Furthermore, of the 29 patients randomized into the GWP42003 arm of the study, an eyebrow-raising 12 dropped out due to side effects GW described as "minor THC-related adverse events such as dizziness."
But, on the bright side, the 17 patients who remained--a group GW is calling the protocol-compliant population--charted marked benefits on the study's secondary goals, beating out the placebo group in patient- and physician-reported assessments of disease severity.
|GW R&D Director Stephen Wright|
"The results support the further investigation of GWP42003 and have provided useful pointers as to how this further investigation should best be done," GW R&D Director Stephen Wright said in a statement. "In addition, the relatively poor tolerability of the dosage form used in this study suggests that further reductions to the THC content may be helpful."
The Phase II miss dings the potential of GWP42003, but it likely won't harm the thesis at the heart of GW's R&D efforts: that cannabis-based drugs can treat a wide array of diseases.

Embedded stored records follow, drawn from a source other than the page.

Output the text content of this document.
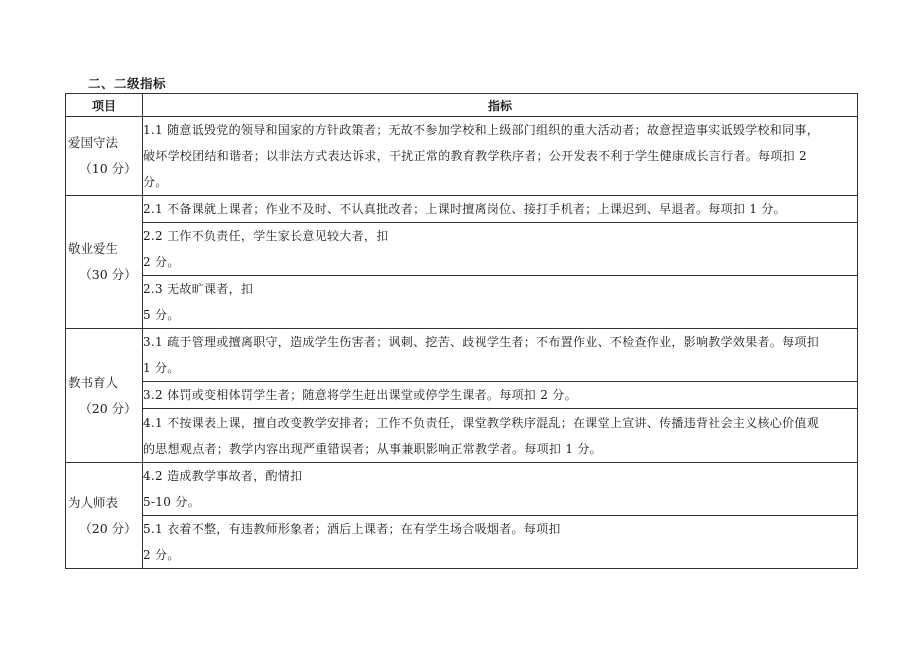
二、二级指标
项目	指标

爱国守法
（10 分）	1.1 随意诋毁党的领导和国家的方针政策者；无故不参加学校和上级部门组织的重大活动者；故意捏造事实诋毁学校和同事，
破坏学校团结和谐者；以非法方式表达诉求，干扰正常的教育教学秩序者；公开发表不利于学生健康成长言行者。每项扣 2
分。

敬业爱生
（30 分）	2.1 不备课就上课者；作业不及时、不认真批改者；上课时擅离岗位、接打手机者；上课迟到、早退者。每项扣 1 分。

	2.2 工作不负责任，学生家长意见较大者，扣
2 分。

	2.3 无故旷课者，扣
5 分。

教书育人
（20 分）	3.1 疏于管理或擅离职守，造成学生伤害者；讽刺、挖苦、歧视学生者；不布置作业、不检查作业，影响教学效果者。每项扣
1 分。

	3.2 体罚或变相体罚学生者；随意将学生赶出课堂或停学生课者。每项扣 2 分。

	4.1 不按课表上课，擅自改变教学安排者；工作不负责任，课堂教学秩序混乱；在课堂上宣讲、传播违背社会主义核心价值观
的思想观点者；教学内容出现严重错误者；从事兼职影响正常教学者。每项扣 1 分。

为人师表
（20 分）	4.2 造成教学事故者，酌情扣
5-10 分。

	5.1 衣着不整，有违教师形象者；酒后上课者；在有学生场合吸烟者。每项扣
2 分。
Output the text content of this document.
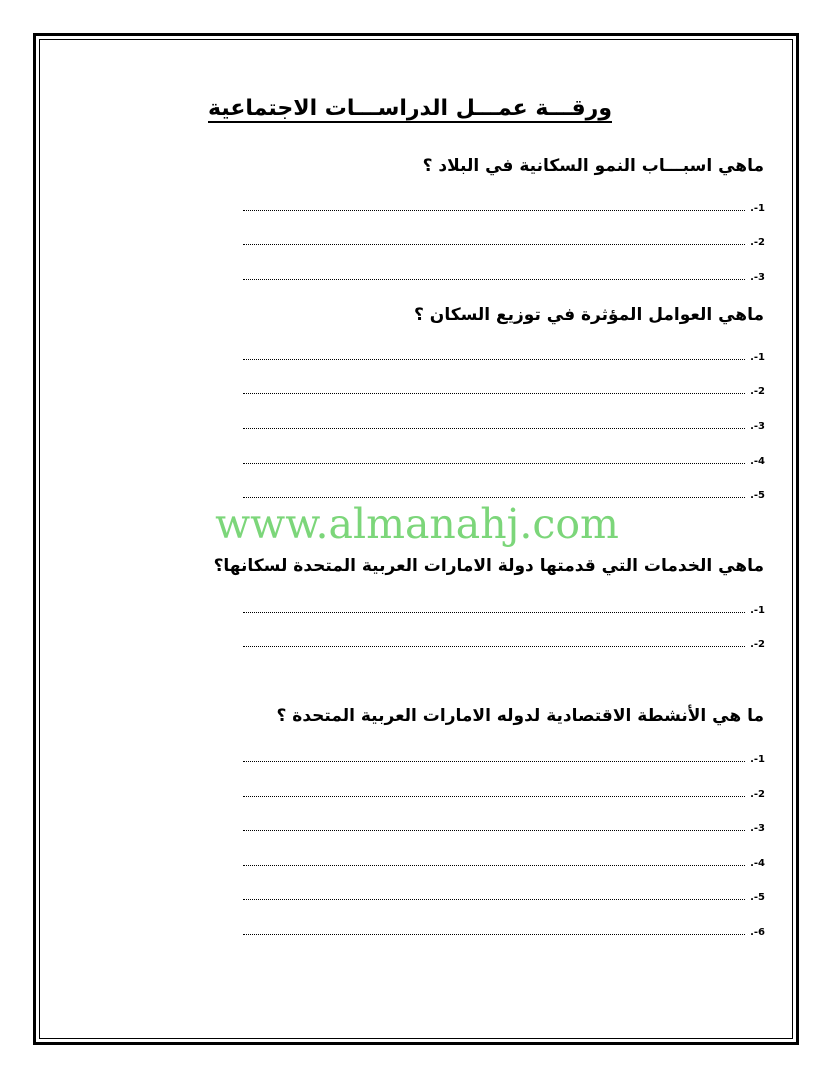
ورقـــة عمـــل الدراســـات الاجتماعية
ماهي اسبـــاب النمو السكانية في البلاد ؟
1-.
2-.
3-.
ماهي العوامل المؤثرة في توزيع السكان ؟
1-.
2-.
3-.
4-.
5-.
www.almanahj.com
ماهي الخدمات التي قدمتها دولة الامارات العربية المتحدة لسكانها؟
1-.
2-.
ما هي الأنشطة الاقتصادية لدوله الامارات العربية المتحدة ؟
1-.
2-.
3-.
4-.
5-.
6-.
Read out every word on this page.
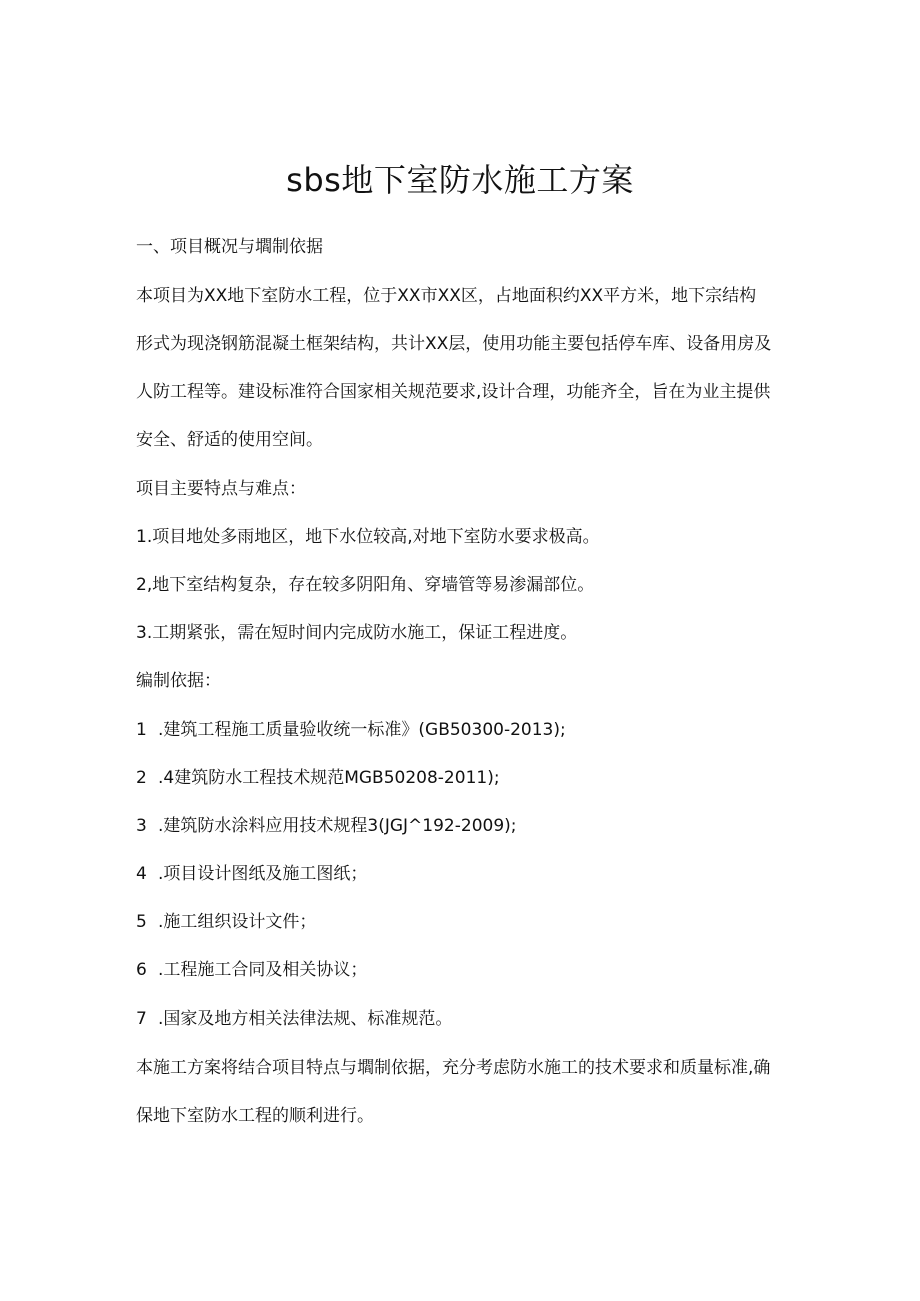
sbs地下室防水施工方案

一、项目概况与壛制依据

本项目为XX地下室防水工程，位于XX市XX区，占地面积约XX平方米，地下宗结构

形式为现浇钢筋混凝土框架结构，共计XX层，使用功能主要包括停车库、设备用房及

人防工程等。建设标准符合国家相关规范要求,设计合理，功能齐全，旨在为业主提供

安全、舒适的使用空间。

项目主要特点与难点：

1.项目地处多雨地区，地下水位较高,对地下室防水要求极高。

2,地下室结构复杂，存在较多阴阳角、穿墙管等易渗漏部位。

3.工期紧张，需在短时间内完成防水施工，保证工程进度。

编制依据：

1 .建筑工程施工质量验收统一标准》(GB50300-2013);

2 .4建筑防水工程技术规范MGB50208-2011);

3 .建筑防水涂料应用技术规程3(JGJ^192-2009);

4 .项目设计图纸及施工图纸；

5 .施工组织设计文件；

6 .工程施工合同及相关协议；

7 .国家及地方相关法律法规、标准规范。

本施工方案将结合项目特点与壛制依据，充分考虑防水施工的技术要求和质量标准,确

保地下室防水工程的顺利进行。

The biotech's most promising prospect is Epidiolex, a purified cannabidiol treatment for a rare form of epilepsy. The drug is designed to suppress seizures in patients with Dravet syndrome, a rare, treatment-resistant type of childhood epilepsy. GW, which is touting positive physician-reported results for the drug, plans to kick off a Phase III trial this month. Beyond Dravet syndrome, GW is developing Epidiolex for the rare Lennox-Gastaut syndrome, another severe, drug-resistant form of childhood epilepsy.
GW has crafted a pipeline based around its proprietary cannabinoid development platform, anchored by the Bayer-partnered Sativex, which is approved in Europe to treat muscle spasms in multiple sclerosis patients. In the U.S., GW is working with Otsuka Pharmaceuticals to get the spray-delivered treatment FDA-approved to treat cancer pain.